Introduction

A Mantis Job is a JVM-based stream processing application that takes in an Observable stream of data items, transforms this stream by using RxJava operators, and then outputs the results as another Observable stream.

RxJava Observables can be visualized by using “marble diagrams”:

RxJava Observables can be represented by “marble diagrams”

You can combine multiple RxJava operators to transform an Observable stream of items in many ways:

An incoming stream is processed by a Mantis Job composed of the operators map and merge, to compose an output stream

The above diagram shows a Mantis Job composed of two operators that process an input stream to compose an output stream. The first operator, map, emits a new Observable for each item emitted by the source Observable. The second operator, merge, emits each item emitted by those Observables as a fresh Observable stream.

There is an enormous wealth of ways in which you can transform streams of data by using RxJava Observable operators.

If the volume of data to be processed is too large for a single worker to handle, you can “divide and conquer” by grouping and dividing the operators across various processing stages, as in the following diagram:

An incoming stream is processed by a Mantis Job composed of three stages, one composed of the groupBy operator, the second by the window and reduce operators, and the third composed of the merge operator, together resulting in an output stream

Mantis Job Clusters¶

You define a Job Cluster before you submit Jobs. A Job Cluster is a containing entity for Jobs. It defines metadata and certain service-level agreements (SLAs). Job Clusters ease Job lifecycle management and Job revisioning.

For example, by setting the SLA of a Job Cluster to Min=1 and Max=1, you ensure that exactly one Job instance is always running for that Cluster. The Job Cluster also has default Job parameters that any new Jobs submitted to the Cluster inherit. You can update new Job artifacts into the Job Cluster so that the next Job submission picks up the latest version.

Components of a Mantis Job¶

A Mantis Job has three components, each of which has a corresponding chapter in this documentation:

Source — Fetches data from an external source and makes it available in the form of an Observable.
Processing Stage — Transforms the Observable stream by means of a variety of operators.

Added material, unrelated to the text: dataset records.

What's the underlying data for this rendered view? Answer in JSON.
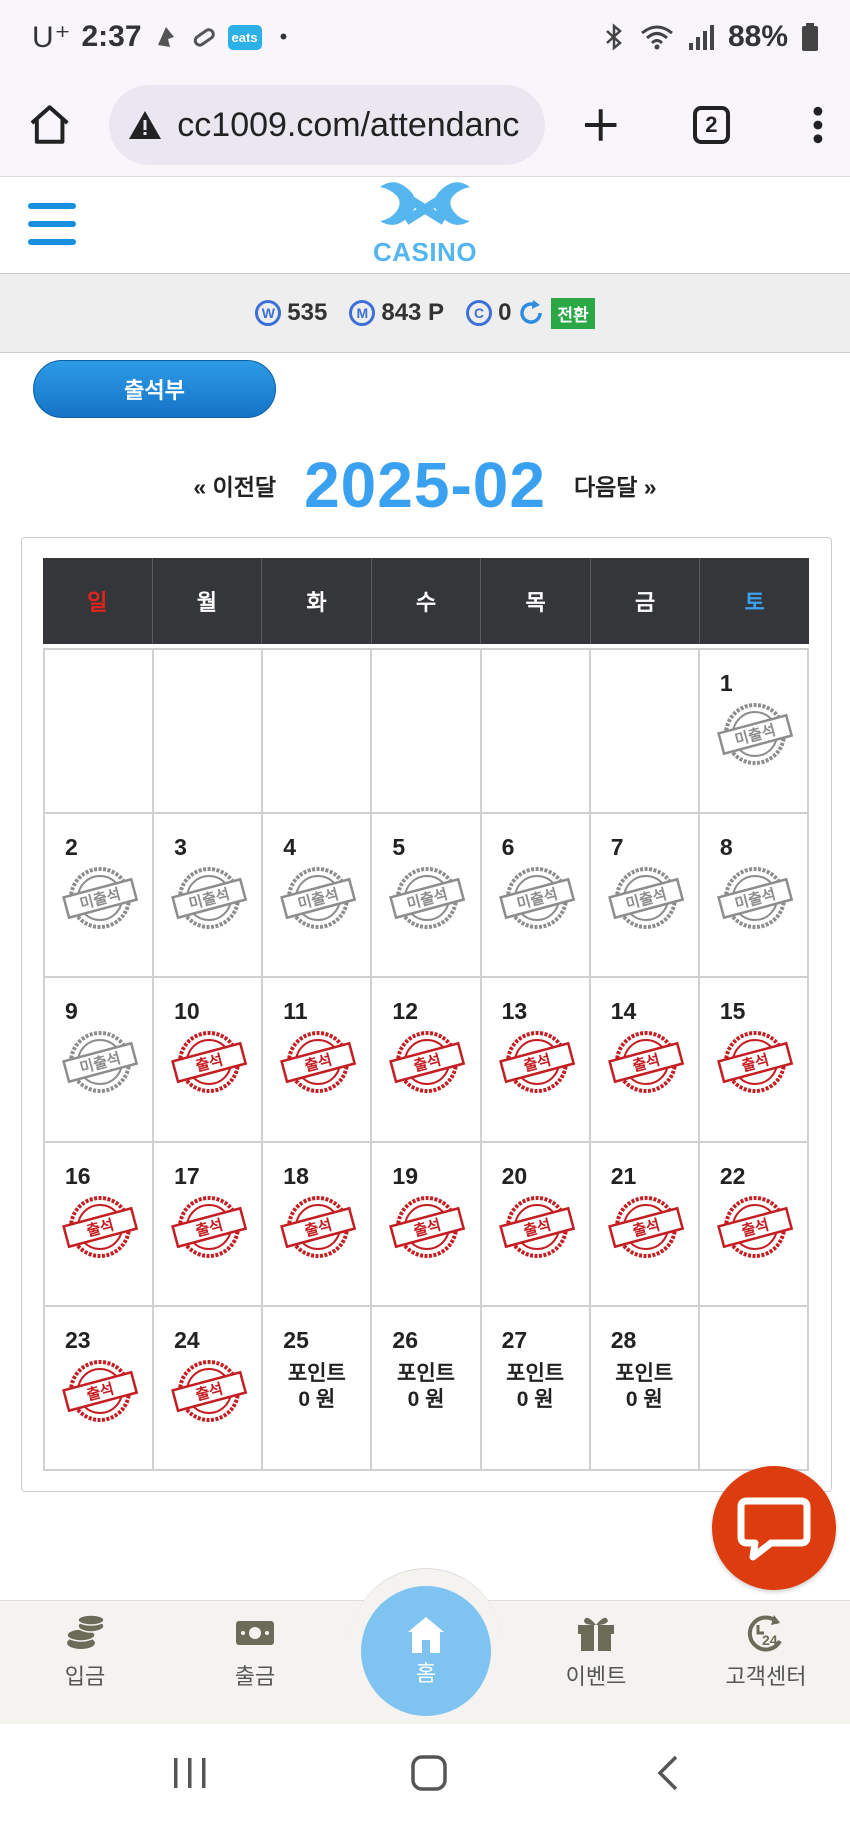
{
  "status_bar": {
    "carrier": "U⁺",
    "time": "2:37",
    "app_badge": "eats",
    "dot": "•",
    "battery": "88%"
  },
  "browser": {
    "url": "cc1009.com/attendanc",
    "tab_count": "2"
  },
  "site": {
    "logo_text": "CASINO"
  },
  "balance": {
    "won": "535",
    "won_icon": "W",
    "mileage": "843 P",
    "mileage_icon": "M",
    "coin": "0",
    "coin_icon": "C",
    "switch_label": "전환"
  },
  "attendance_button": "출석부",
  "month_nav": {
    "prev": "« 이전달",
    "title": "2025-02",
    "next": "다음달 »"
  },
  "weekdays": [
    "일",
    "월",
    "화",
    "수",
    "목",
    "금",
    "토"
  ],
  "colors": {
    "sunday": "#e0241b",
    "saturday": "#3aa1f0",
    "attended": "#c41d22",
    "absent": "#8d8d8d"
  },
  "stamp_labels": {
    "attended": "출석",
    "absent": "미출석"
  },
  "points_text": {
    "line1": "포인트",
    "line2": "0 원"
  },
  "calendar": [
    {
      "day": "",
      "status": "none"
    },
    {
      "day": "",
      "status": "none"
    },
    {
      "day": "",
      "status": "none"
    },
    {
      "day": "",
      "status": "none"
    },
    {
      "day": "",
      "status": "none"
    },
    {
      "day": "",
      "status": "none"
    },
    {
      "day": "1",
      "status": "absent"
    },
    {
      "day": "2",
      "status": "absent"
    },
    {
      "day": "3",
      "status": "absent"
    },
    {
      "day": "4",
      "status": "absent"
    },
    {
      "day": "5",
      "status": "absent"
    },
    {
      "day": "6",
      "status": "absent"
    },
    {
      "day": "7",
      "status": "absent"
    },
    {
      "day": "8",
      "status": "absent"
    },
    {
      "day": "9",
      "status": "absent"
    },
    {
      "day": "10",
      "status": "attended"
    },
    {
      "day": "11",
      "status": "attended"
    },
    {
      "day": "12",
      "status": "attended"
    },
    {
      "day": "13",
      "status": "attended"
    },
    {
      "day": "14",
      "status": "attended"
    },
    {
      "day": "15",
      "status": "attended"
    },
    {
      "day": "16",
      "status": "attended"
    },
    {
      "day": "17",
      "status": "attended"
    },
    {
      "day": "18",
      "status": "attended"
    },
    {
      "day": "19",
      "status": "attended"
    },
    {
      "day": "20",
      "status": "attended"
    },
    {
      "day": "21",
      "status": "attended"
    },
    {
      "day": "22",
      "status": "attended"
    },
    {
      "day": "23",
      "status": "attended"
    },
    {
      "day": "24",
      "status": "attended"
    },
    {
      "day": "25",
      "status": "points"
    },
    {
      "day": "26",
      "status": "points"
    },
    {
      "day": "27",
      "status": "points"
    },
    {
      "day": "28",
      "status": "points"
    },
    {
      "day": "",
      "status": "none"
    }
  ],
  "bottom_nav": {
    "deposit": "입금",
    "withdraw": "출금",
    "home": "홈",
    "event": "이벤트",
    "support": "고객센터"
  }
}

In the new [DSL], we can think of it as the middle instead of a combination of stages — read more
Sink — Pushes the resulting Observable out in the form of a fresh stream.

Note

There is an alternate implementation that allows writing a Mantis Job as a series of operators operating directly on a MantisStream instance which abstracts information about RxJava, Observables from the user and offers a simpler way (hopefully 🤞) to write mantis jobs. Please see Mantis DSL docs for more details

A Mantis Job is composed of three components: the “Source” fetches data in a streaming, non-blocking, back-pressure-aware manner; the “Stage” transforms the incoming stream by applying high-level functions such as map, scan, reduce, et cetera; the “Sink” pushes the results of the transformation in a non-blocking, asynchronous manner.

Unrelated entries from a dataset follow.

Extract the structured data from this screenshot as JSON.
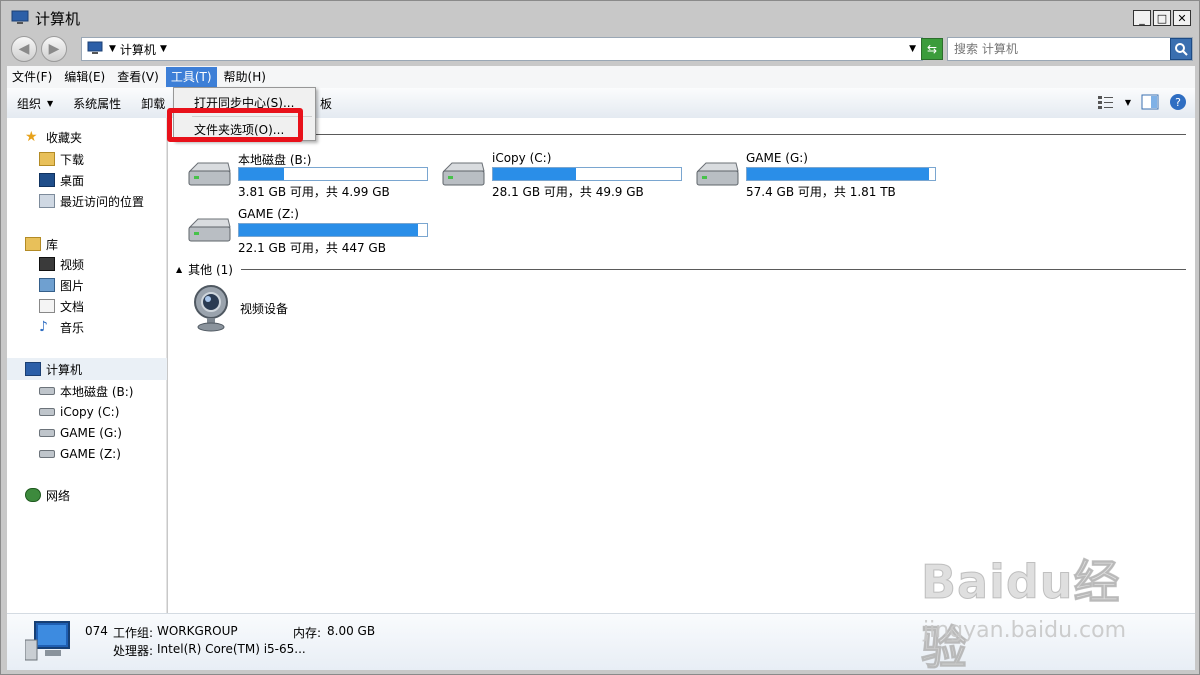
{
  "window": {
    "title": "计算机"
  },
  "address": {
    "path": "计算机"
  },
  "search": {
    "placeholder": "搜索 计算机"
  },
  "menubar": {
    "items": [
      "文件(F)",
      "编辑(E)",
      "查看(V)",
      "工具(T)",
      "帮助(H)"
    ]
  },
  "toolbar": {
    "organize": "组织",
    "system_props": "系统属性",
    "uninstall_partial": "卸载",
    "control_panel_partial": "板"
  },
  "tools_menu": {
    "items": [
      "打开同步中心(S)...",
      "文件夹选项(O)..."
    ]
  },
  "sidebar": {
    "favorites": "收藏夹",
    "favorites_items": [
      "下载",
      "桌面",
      "最近访问的位置"
    ],
    "libraries": "库",
    "libraries_items": [
      "视频",
      "图片",
      "文档",
      "音乐"
    ],
    "computer": "计算机",
    "computer_items": [
      "本地磁盘 (B:)",
      "iCopy (C:)",
      "GAME (G:)",
      "GAME (Z:)"
    ],
    "network": "网络"
  },
  "drives": [
    {
      "name": "本地磁盘 (B:)",
      "info": "3.81 GB 可用，共 4.99 GB",
      "used_fraction": 0.24
    },
    {
      "name": "iCopy (C:)",
      "info": "28.1 GB 可用，共 49.9 GB",
      "used_fraction": 0.44
    },
    {
      "name": "GAME (G:)",
      "info": "57.4 GB 可用，共 1.81 TB",
      "used_fraction": 0.97
    },
    {
      "name": "GAME (Z:)",
      "info": "22.1 GB 可用，共 447 GB",
      "used_fraction": 0.95
    }
  ],
  "other_section": {
    "header": "其他 (1)",
    "item": "视频设备"
  },
  "status": {
    "name": "074",
    "workgroup_label": "工作组:",
    "workgroup": "WORKGROUP",
    "memory_label": "内存:",
    "memory": "8.00 GB",
    "cpu_label": "处理器:",
    "cpu": "Intel(R) Core(TM) i5-65..."
  },
  "watermark": {
    "logo": "Baidu经验",
    "url": "jingyan.baidu.com"
  },
  "colors": {
    "accent": "#3d7fd7",
    "bar_fill": "#2a8ee8",
    "highlight": "#e8111a"
  }
}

Directory Structure of a Mantis Job¶

In addition to the source files, Mantis requires some meta-files to be present in the Job artifact.

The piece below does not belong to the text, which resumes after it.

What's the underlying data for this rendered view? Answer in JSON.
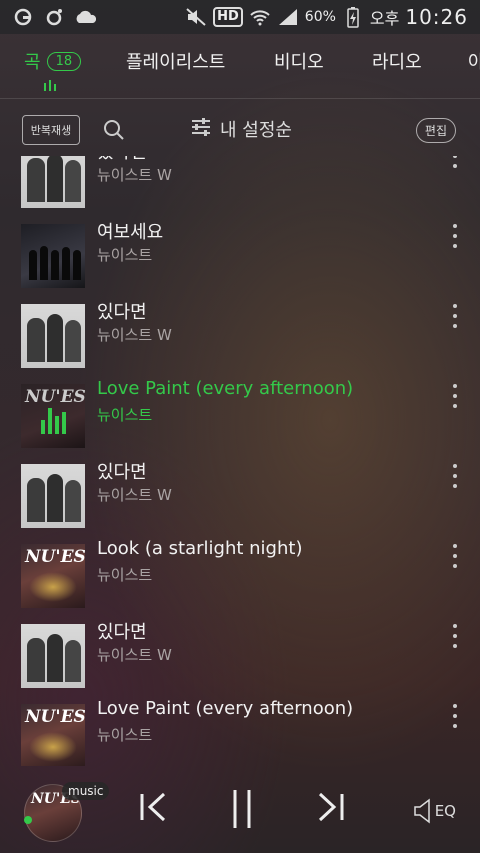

Here is a sample directory structure:

src/
  - main/
    - java/
      - com/
        - myorg/
          - MyJob.java
    - resources/
      - META-INF/
        - services/
          - io.mantisrx.runtime.MantisJobProvider
      - job.properties
      - job-test.properties

io.mantisrx.runtime.MantisJobProvider (required) — lists the fully-qualified name of the Java class that implements the MantisJobProvider interface
job.properties and job-test.properties (optional) — required only if you are initializing the platform via the .lifecycle() method

Creating a Mantis Job¶

To create a Mantis Job, call MantisJob…create(). When you do so, interpolate the following builder methods. The first three — .source(), .stage(), and .sink() — are required, they must be the first three of the methods that you call, and you must call them in that order:

.source(AbstractJobSource) — required, see The Source Component
.stage(Stage, stageConfig) — required, (call this one or more times) see The Processing Stage Component. Alternatively,
.filter|.map|.flatMap|.keyBy — required, (call these operators one or more times) an alternative to .stage to simplify job description. See Mantis DSL
.sink(Sink) — required, see The Sink Component
.lifecycle(Lifecycle) — optional, allows for start-up and shut-down hooks
.parameterDefinition(ParameterDefinition) — optional, (call this zero to many times) define any parameters your job requires here
.metadata(Metadata) — optional, (call this zero to many times) define your job name and description here

of this class	this method	returns an object of this class
`MantisStream` ⟶	`init()` ⟶	`MantisStream`
`MantisStream` ⟶	`source()` ⟶	`MantisStream`
`MantisStream` ⟶	`sink()` ⟶	`MantisStream`
`MantisStream` ⟶	`map, flatMap, ...` ⟶	`MantisStream`
`MantisStream` ⟶	`keyBy()` ⟶	`KeyedMantisStream`
`KeyedMantisStream` ⟶	`map, window, ...` ⟶	`KeyedMantisStream`
`KeyedMantisStream` ⟶	`reduce` ⟶	`MantisStream`
`MantisJob` ⟶	`source()` ⟶	`SourceHolder`
`SourceHolder` ⟶	`stage()` ⟶	`Stages`
`Stages` ⟶	`stage()` ⟶	`Stages`
`Stages` ⟶	`sink()` ⟶	`Config`
`Config` ⟶	`lifecycle()` ⟶	`Config`
`Config` ⟶	`parameterDefinition()` ⟶	`Config`
`Config` ⟶	`metadata()` ⟶	`Config`
`Config` ⟶	`create()` ⟶	`Job`

Lifecycle Management¶

You can establish start-up and shut-down procedures for your Mantis Job by means of the .lifecycle(). builder method.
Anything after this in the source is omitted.